The chief investigator and the Gang Squad chief’s onetime apprentice exchanged a grim look.
“I’ve been asking myself something similar,” said Tobin. “Harry shadowed suspects close as glue. Trucks doesn’t have a mark on him. So Harry couldn’t have been following close when he got blown up. But Harry had no reason to be in front of the Morgan Building. He was supposed to be eleven blocks uptown, here at the stable.”
“What you are speculating,” Bell said, “is that Harry was in the wagon.”
“I didn’t want to say it. It sounds too crazy.”
“It’s not crazy,” said Bell. “It is speculative. And it would be purely wild speculation if we were not tracking possible Comintern agents hell-bent on sowing terror.”
“So what if Harry, looking for Trucks, got the drop on them in the stable? What if they turned the tables and killed him?”
Isaac Bell nodded. “That could be why Trucks is running for it, if he knew that Harry was a Van Dorn. Van Dorns don’t come alone. He’s grabbing what he can of the booze before we catch up with him.”
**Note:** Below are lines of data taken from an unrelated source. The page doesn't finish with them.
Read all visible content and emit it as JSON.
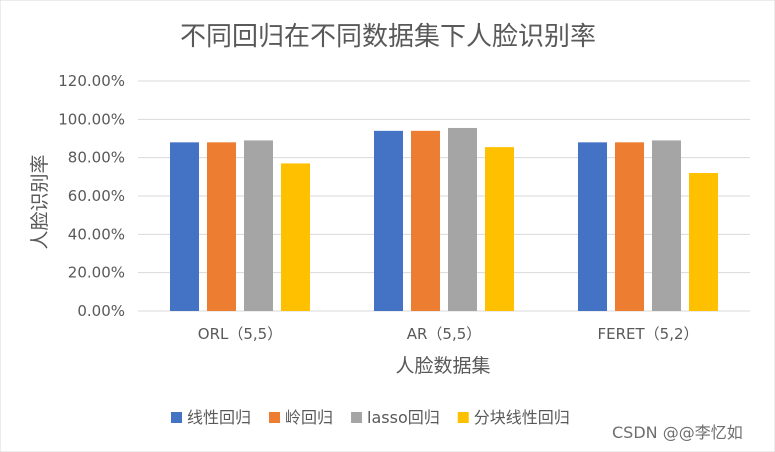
{
  "chart_data": {
    "type": "bar",
    "title": "不同回归在不同数据集下人脸识别率",
    "xlabel": "人脸数据集",
    "ylabel": "人脸识别率",
    "categories": [
      "ORL（5,5）",
      "AR（5,5）",
      "FERET（5,2）"
    ],
    "series": [
      {
        "name": "线性回归",
        "values": [
          88.0,
          94.0,
          88.0
        ],
        "color": "#4472C4"
      },
      {
        "name": "岭回归",
        "values": [
          88.0,
          94.0,
          88.0
        ],
        "color": "#ED7D31"
      },
      {
        "name": "lasso回归",
        "values": [
          89.0,
          95.5,
          89.0
        ],
        "color": "#A5A5A5"
      },
      {
        "name": "分块线性回归",
        "values": [
          77.0,
          85.5,
          72.0
        ],
        "color": "#FFC000"
      }
    ],
    "ylim": [
      0,
      120
    ],
    "yticks": [
      "0.00%",
      "20.00%",
      "40.00%",
      "60.00%",
      "80.00%",
      "100.00%",
      "120.00%"
    ],
    "grid": true,
    "legend": "bottom"
  },
  "watermark": "CSDN @@李忆如"
}
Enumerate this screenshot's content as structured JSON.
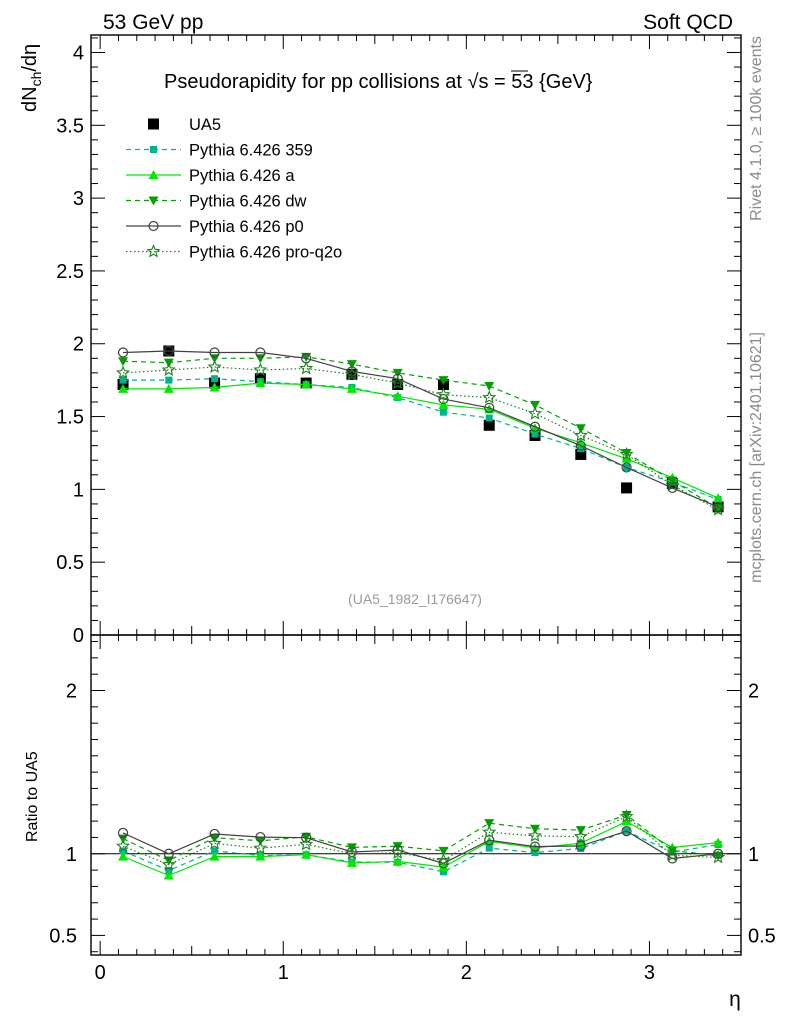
{
  "header": {
    "left": "53 GeV pp",
    "right": "Soft QCD"
  },
  "side_labels": {
    "rivet": "Rivet 4.1.0, ≥ 100k events",
    "mcplots": "mcplots.cern.ch [arXiv:2401.10621]"
  },
  "chart_data": [
    {
      "type": "scatter",
      "title_prefix": "Pseudorapidity for pp collisions at ",
      "title_sqrt": "√s",
      "title_suffix": " = 53 {GeV}",
      "ylabel": "dN",
      "ylabel_sub": "ch",
      "ylabel_tail": "/dη",
      "watermark": "(UA5_1982_I176647)",
      "xlim": [
        -0.05,
        3.5
      ],
      "ylim": [
        0,
        4.12
      ],
      "yticks": [
        0,
        0.5,
        1,
        1.5,
        2,
        2.5,
        3,
        3.5,
        4
      ],
      "ytick_labels": [
        "0",
        "0.5",
        "1",
        "1.5",
        "2",
        "2.5",
        "3",
        "3.5",
        "4"
      ],
      "x": [
        0.125,
        0.375,
        0.625,
        0.875,
        1.125,
        1.375,
        1.625,
        1.875,
        2.125,
        2.375,
        2.625,
        2.875,
        3.125,
        3.375
      ],
      "series": [
        {
          "name": "UA5",
          "color": "#000000",
          "marker": "square",
          "line": "none",
          "values": [
            1.72,
            1.95,
            1.73,
            1.76,
            1.73,
            1.79,
            1.72,
            1.72,
            1.44,
            1.37,
            1.24,
            1.01,
            1.04,
            0.88
          ]
        },
        {
          "name": "Pythia 6.426 359",
          "color": "#00b38f",
          "marker": "smallsquare",
          "line": "dashed",
          "values": [
            1.75,
            1.75,
            1.76,
            1.74,
            1.72,
            1.7,
            1.63,
            1.53,
            1.49,
            1.38,
            1.28,
            1.15,
            1.05,
            0.93
          ]
        },
        {
          "name": "Pythia 6.426 a",
          "color": "#00e800",
          "marker": "triangle-up",
          "line": "solid",
          "values": [
            1.69,
            1.69,
            1.7,
            1.73,
            1.72,
            1.69,
            1.64,
            1.58,
            1.55,
            1.42,
            1.32,
            1.21,
            1.08,
            0.94
          ]
        },
        {
          "name": "Pythia 6.426 dw",
          "color": "#00a000",
          "marker": "triangle-down",
          "line": "dashed",
          "values": [
            1.88,
            1.87,
            1.9,
            1.9,
            1.91,
            1.86,
            1.8,
            1.75,
            1.71,
            1.58,
            1.42,
            1.25,
            1.06,
            0.87
          ]
        },
        {
          "name": "Pythia 6.426 p0",
          "color": "#404040",
          "marker": "circle-open",
          "line": "solid",
          "values": [
            1.94,
            1.95,
            1.94,
            1.94,
            1.9,
            1.81,
            1.76,
            1.62,
            1.56,
            1.43,
            1.3,
            1.15,
            1.01,
            0.88
          ]
        },
        {
          "name": "Pythia 6.426 pro-q2o",
          "color": "#208020",
          "marker": "star",
          "line": "dotted",
          "values": [
            1.8,
            1.82,
            1.84,
            1.82,
            1.83,
            1.79,
            1.73,
            1.65,
            1.63,
            1.52,
            1.37,
            1.24,
            1.03,
            0.86
          ]
        }
      ]
    },
    {
      "type": "scatter",
      "ylabel": "Ratio to UA5",
      "xlabel": "η",
      "xlim": [
        -0.05,
        3.5
      ],
      "ylim": [
        0.38,
        2.34
      ],
      "xticks": [
        0,
        1,
        2,
        3
      ],
      "xtick_labels": [
        "0",
        "1",
        "2",
        "3"
      ],
      "yticks": [
        0.5,
        1,
        2
      ],
      "ytick_labels": [
        "0.5",
        "1",
        "2"
      ],
      "reference_line": 1
    }
  ]
}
“You want to bust in the door?”
“Very much so,” said Bell. “But I’d rather see where he goes. If anyone knows who Marat Zolner is, it’s the gangster who came back home on Zolner’s steamer ticket.”
“Door’s opening!”
“Can you trust this thing to keep up?”
“It’s running O.K.”
A heavyset man pulled the doors inward. The streetlight fell on his face. His skin gleamed with perspiration. He had removed his hat, revealing a distinct widow’s peak.
“That’s Trucks,” said Tobin. “No question. See what I said? Not a mark on him.”
Trucks O’Neal stepped back into the warehouse and a moment later drove out in a Dodge delivery van, riding low under the weight of a heavy load.
Bell said, “He didn’t close the door this time. He’s finished. He’s not coming back.”
Tobin jumped behind the steering wheel and stepped on the electric starter.
“Stick close,” said Bell. “I’d rather he spots us than we lose him.”
They followed the Dodge downtown for eight blocks, into the Syrian quarter, and across Rector Street to West Street and down a block. Trucks O’Neal rounded the corner, half a block ahead of Isaac Bell and Ed Tobin. They followed, turning into a dark street that was suddenly ablaze with muzzle flashes.
• • •
A STACCATO ROAR echoed off the buildings like a thunderstorm of chain lightning. A line of bullets stitched holes in a row of parked cars. Tobin slammed on the brakes.
Isaac Bell threw open the passenger door, collared Tobin with his free hand, and dragged him out with him. As they rolled across the cobbles the butcher van resonated like a tin drum, its sides and windshield punctured repeatedly.
“Thompson .45 submachine gun.” Bell rolled to a crouched position behind a bullet-riddled Model T and whipped his Browning from his coat.
“What are they shooting at us for?” Tobin shouted over the roar, which continued at the same deadly pitch.
“They’re not.”
“Could have fooled me.”
“They’re shooting at the guys shooting back.”
A scattering of pistol fire confirmed that the Van Dorns had driven into the middle of someone else’s gunfight. Tobin drew a short-barreled belly gun, which would be of even less use against the Thompson than Bell’s automatic.